A Viking ship for Gloucester, Massachusetts
POLARIS

The Viking ship POLARIS is shown here soon after her 2017 launching in Washington State. Soon after this, she was trucked across the United States to Gloucester, Massachusetts, where she operates as a training vessel.

POLARIS shines honey gold, her Alaska yellow cedar planking reflecting in the sunlight. She is the newest, and definitely shiniest, of the very few Viking boats to ever arrive on New England shores within the last millennium.
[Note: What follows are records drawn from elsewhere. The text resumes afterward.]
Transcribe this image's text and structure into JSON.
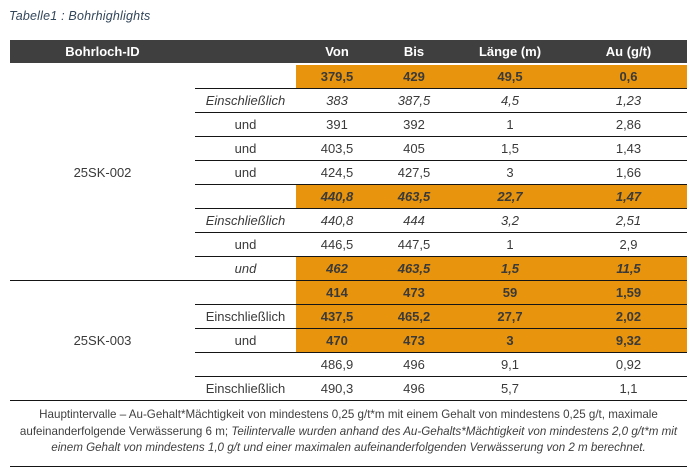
{
  "title": "Tabelle1 : Bohrhighlights",
  "colors": {
    "accent_orange": "#e8940c",
    "header_bg": "#3f3f3f",
    "header_text": "#ffffff",
    "title_text": "#33475b",
    "body_text": "#3a3a3a",
    "line": "#151515"
  },
  "table": {
    "columns": [
      "Bohrloch-ID",
      "",
      "Von",
      "Bis",
      "Länge (m)",
      "Au (g/t)"
    ],
    "groups": [
      {
        "id": "25SK-002",
        "rows": [
          {
            "q": "",
            "qs": "",
            "v": [
              "379,5",
              "429",
              "49,5",
              "0,6"
            ],
            "hl": true,
            "vs": "bold"
          },
          {
            "q": "Einschließlich",
            "qs": "italic",
            "v": [
              "383",
              "387,5",
              "4,5",
              "1,23"
            ],
            "hl": false,
            "vs": "italic"
          },
          {
            "q": "und",
            "qs": "",
            "v": [
              "391",
              "392",
              "1",
              "2,86"
            ],
            "hl": false,
            "vs": ""
          },
          {
            "q": "und",
            "qs": "",
            "v": [
              "403,5",
              "405",
              "1,5",
              "1,43"
            ],
            "hl": false,
            "vs": ""
          },
          {
            "q": "und",
            "qs": "",
            "v": [
              "424,5",
              "427,5",
              "3",
              "1,66"
            ],
            "hl": false,
            "vs": ""
          },
          {
            "q": "",
            "qs": "",
            "v": [
              "440,8",
              "463,5",
              "22,7",
              "1,47"
            ],
            "hl": true,
            "vs": "bold-italic"
          },
          {
            "q": "Einschließlich",
            "qs": "italic",
            "v": [
              "440,8",
              "444",
              "3,2",
              "2,51"
            ],
            "hl": false,
            "vs": "italic"
          },
          {
            "q": "und",
            "qs": "",
            "v": [
              "446,5",
              "447,5",
              "1",
              "2,9"
            ],
            "hl": false,
            "vs": ""
          },
          {
            "q": "und",
            "qs": "italic",
            "v": [
              "462",
              "463,5",
              "1,5",
              "11,5"
            ],
            "hl": true,
            "vs": "bold-italic"
          }
        ]
      },
      {
        "id": "25SK-003",
        "rows": [
          {
            "q": "",
            "qs": "",
            "v": [
              "414",
              "473",
              "59",
              "1,59"
            ],
            "hl": true,
            "vs": "bold"
          },
          {
            "q": "Einschließlich",
            "qs": "",
            "v": [
              "437,5",
              "465,2",
              "27,7",
              "2,02"
            ],
            "hl": true,
            "vs": "bold"
          },
          {
            "q": "und",
            "qs": "",
            "v": [
              "470",
              "473",
              "3",
              "9,32"
            ],
            "hl": true,
            "vs": "bold"
          },
          {
            "q": "",
            "qs": "",
            "v": [
              "486,9",
              "496",
              "9,1",
              "0,92"
            ],
            "hl": false,
            "vs": ""
          },
          {
            "q": "Einschließlich",
            "qs": "",
            "v": [
              "490,3",
              "496",
              "5,7",
              "1,1"
            ],
            "hl": false,
            "vs": ""
          }
        ]
      }
    ]
  },
  "footnote": {
    "regular": "Hauptintervalle – Au-Gehalt*Mächtigkeit von mindestens 0,25 g/t*m mit einem Gehalt von mindestens 0,25 g/t, maximale aufeinanderfolgende Verwässerung 6 m; ",
    "italic": "Teilintervalle wurden anhand des Au-Gehalts*Mächtigkeit von mindestens 2,0 g/t*m mit einem Gehalt von mindestens 1,0 g/t und einer maximalen aufeinanderfolgenden Verwässerung von 2 m berechnet."
  }
}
Built by F. Jay Smith and launched in Anacortes, Washington, in November 2017, then trucked to Essex, Massachusetts, for an East Coast launching in June 2018, the 36' 8" (11m) POLARIS is a slightly modified, United States Coast Guard–inspected version of SKULDELEV 6, one of six Viking-age ships excavated from the bottom of Roskilde Fjord, Denmark, in 1962. But rather than being used for fishing—as the original, similar sized, SKULDELEV 6 is believed to have been when it was built in about the year 1030—POLARIS is used primarily for team building, sail training, and providing summer visitors a unique experience on the water.
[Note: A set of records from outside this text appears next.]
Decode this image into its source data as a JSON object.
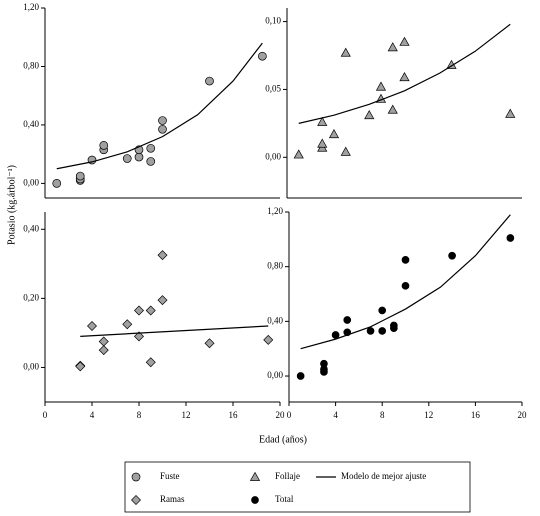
{
  "x_label": "Edad (años)",
  "y_label": "Potasio (kg.árbol⁻¹)",
  "fit_label": "Modelo de mejor ajuste",
  "chart_data": [
    {
      "type": "scatter",
      "xlim": [
        0,
        20
      ],
      "ylim": [
        -0.1,
        1.2
      ],
      "yticks": [
        {
          "value": 0,
          "label": "0,00"
        },
        {
          "value": 0.4,
          "label": "0,40"
        },
        {
          "value": 0.8,
          "label": "0,80"
        },
        {
          "value": 1.2,
          "label": "1,20"
        }
      ],
      "series": [
        {
          "name": "Fuste",
          "marker": "circle",
          "color": "#a0a0a0",
          "x": [
            1,
            3,
            3,
            3,
            4,
            5,
            5,
            7,
            8,
            8,
            9,
            9,
            10,
            10,
            14,
            18.5
          ],
          "values": [
            0.0,
            0.02,
            0.03,
            0.05,
            0.16,
            0.23,
            0.26,
            0.17,
            0.18,
            0.23,
            0.15,
            0.24,
            0.37,
            0.43,
            0.7,
            0.87
          ]
        }
      ],
      "fit": {
        "x": [
          1,
          4,
          7,
          10,
          13,
          16,
          18.5
        ],
        "values": [
          0.1,
          0.147,
          0.216,
          0.32,
          0.47,
          0.7,
          0.96
        ]
      }
    },
    {
      "type": "scatter",
      "xlim": [
        0,
        20
      ],
      "ylim": [
        -0.03,
        0.11
      ],
      "yticks": [
        {
          "value": 0,
          "label": "0,00"
        },
        {
          "value": 0.05,
          "label": "0,05"
        },
        {
          "value": 0.1,
          "label": "0,10"
        }
      ],
      "series": [
        {
          "name": "Follaje",
          "marker": "triangle",
          "color": "#a0a0a0",
          "x": [
            1,
            3,
            3,
            3,
            4,
            5,
            5,
            7,
            8,
            8,
            9,
            9,
            10,
            10,
            14,
            19
          ],
          "values": [
            0.002,
            0.007,
            0.01,
            0.026,
            0.017,
            0.004,
            0.077,
            0.031,
            0.043,
            0.052,
            0.035,
            0.081,
            0.085,
            0.059,
            0.068,
            0.032
          ]
        }
      ],
      "fit": {
        "x": [
          1,
          4,
          7,
          10,
          13,
          16,
          19
        ],
        "values": [
          0.025,
          0.031,
          0.039,
          0.049,
          0.062,
          0.078,
          0.098
        ]
      }
    },
    {
      "type": "scatter",
      "xlim": [
        0,
        20
      ],
      "ylim": [
        -0.1,
        0.45
      ],
      "xticks": [
        0,
        4,
        8,
        12,
        16,
        20
      ],
      "yticks": [
        {
          "value": 0,
          "label": "0,00"
        },
        {
          "value": 0.2,
          "label": "0,20"
        },
        {
          "value": 0.4,
          "label": "0,40"
        }
      ],
      "series": [
        {
          "name": "Ramas",
          "marker": "diamond",
          "color": "#a0a0a0",
          "x": [
            3,
            3,
            4,
            5,
            5,
            7,
            8,
            8,
            9,
            9,
            10,
            10,
            14,
            19
          ],
          "values": [
            0.005,
            0.003,
            0.12,
            0.075,
            0.05,
            0.125,
            0.165,
            0.09,
            0.165,
            0.015,
            0.195,
            0.325,
            0.07,
            0.08
          ]
        }
      ],
      "fit": {
        "x": [
          3,
          19
        ],
        "values": [
          0.09,
          0.12
        ]
      }
    },
    {
      "type": "scatter",
      "xlim": [
        0,
        20
      ],
      "ylim": [
        -0.19,
        1.2
      ],
      "xticks": [
        0,
        4,
        8,
        12,
        16,
        20
      ],
      "yticks": [
        {
          "value": 0,
          "label": "0,00"
        },
        {
          "value": 0.4,
          "label": "0,40"
        },
        {
          "value": 0.8,
          "label": "0,80"
        },
        {
          "value": 1.2,
          "label": "1,20"
        }
      ],
      "series": [
        {
          "name": "Total",
          "marker": "dot",
          "color": "#000000",
          "x": [
            1,
            3,
            3,
            3,
            4,
            5,
            5,
            7,
            8,
            8,
            9,
            9,
            10,
            10,
            14,
            19
          ],
          "values": [
            0.0,
            0.03,
            0.05,
            0.09,
            0.3,
            0.32,
            0.41,
            0.33,
            0.33,
            0.48,
            0.35,
            0.37,
            0.66,
            0.85,
            0.88,
            1.01
          ]
        }
      ],
      "fit": {
        "x": [
          1,
          4,
          7,
          10,
          13,
          16,
          19
        ],
        "values": [
          0.2,
          0.27,
          0.36,
          0.49,
          0.65,
          0.88,
          1.18
        ]
      }
    }
  ]
}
After more than 30 years as a corporate electronics engineer and business manager, Stuart Boyd, 59, was laid off and uncertain about his next career path. Originally from Northern Ireland, and a longtime resident of Hamilton, Massachusetts, he considered moving back to Europe. While looking for a job in Denmark he stumbled into the Viking Ship Museum in the town of Roskilde and went rowing and sailing in one of its boats. He “immediately felt the community aboard as well as the impact of small groups working together to row and sail these amazing ships.”
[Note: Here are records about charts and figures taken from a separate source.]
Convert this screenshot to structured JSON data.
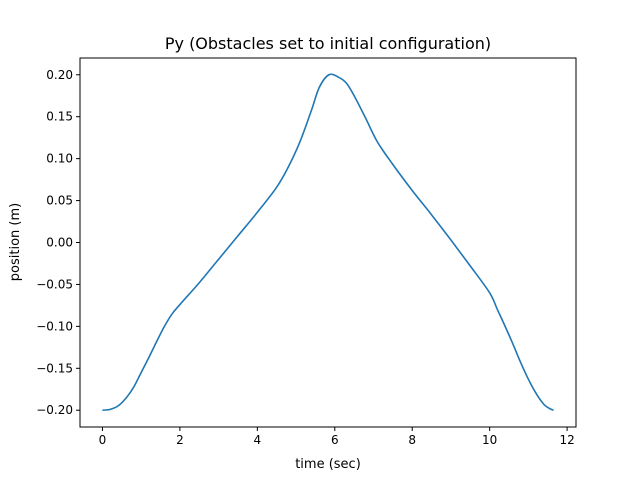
{
  "chart_data": {
    "type": "line",
    "title": "Py (Obstacles set to initial configuration)",
    "xlabel": "time (sec)",
    "ylabel": "position (m)",
    "xlim": [
      -0.58,
      12.23
    ],
    "ylim": [
      -0.22,
      0.22
    ],
    "xticks": [
      0,
      2,
      4,
      6,
      8,
      10,
      12
    ],
    "xtick_labels": [
      "0",
      "2",
      "4",
      "6",
      "8",
      "10",
      "12"
    ],
    "yticks": [
      -0.2,
      -0.15,
      -0.1,
      -0.05,
      0.0,
      0.05,
      0.1,
      0.15,
      0.2
    ],
    "ytick_labels": [
      "−0.20",
      "−0.15",
      "−0.10",
      "−0.05",
      "0.00",
      "0.05",
      "0.10",
      "0.15",
      "0.20"
    ],
    "grid": false,
    "legend": "none",
    "line_color": "#1f77b4",
    "series": [
      {
        "x": [
          0.0,
          0.2,
          0.4,
          0.6,
          0.8,
          1.0,
          1.2,
          1.4,
          1.6,
          1.8,
          2.0,
          2.5,
          3.0,
          3.5,
          4.0,
          4.5,
          4.8,
          5.1,
          5.4,
          5.6,
          5.85,
          6.1,
          6.3,
          6.5,
          6.8,
          7.1,
          7.5,
          8.0,
          8.5,
          9.0,
          9.5,
          10.0,
          10.2,
          10.4,
          10.6,
          10.8,
          11.0,
          11.2,
          11.4,
          11.55,
          11.65
        ],
        "y": [
          -0.2,
          -0.199,
          -0.195,
          -0.186,
          -0.173,
          -0.155,
          -0.137,
          -0.118,
          -0.1,
          -0.085,
          -0.074,
          -0.048,
          -0.02,
          0.008,
          0.036,
          0.066,
          0.09,
          0.12,
          0.158,
          0.185,
          0.2,
          0.197,
          0.19,
          0.175,
          0.148,
          0.12,
          0.093,
          0.062,
          0.033,
          0.003,
          -0.028,
          -0.06,
          -0.08,
          -0.1,
          -0.121,
          -0.143,
          -0.163,
          -0.18,
          -0.193,
          -0.198,
          -0.2
        ]
      }
    ]
  }
}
He returned to the Boston area and half-jokingly told his career counselor that “he could always build a Viking ship.” The career counselor took Boyd’s idea seriously. She told him to write up two business plans—one about how to make startup collaborations more successful and another one about building a Viking boat and using it as a place for “people who worked in the same company, but hadn’t worked with each other closely, to have the opportunity to do so in the boat.”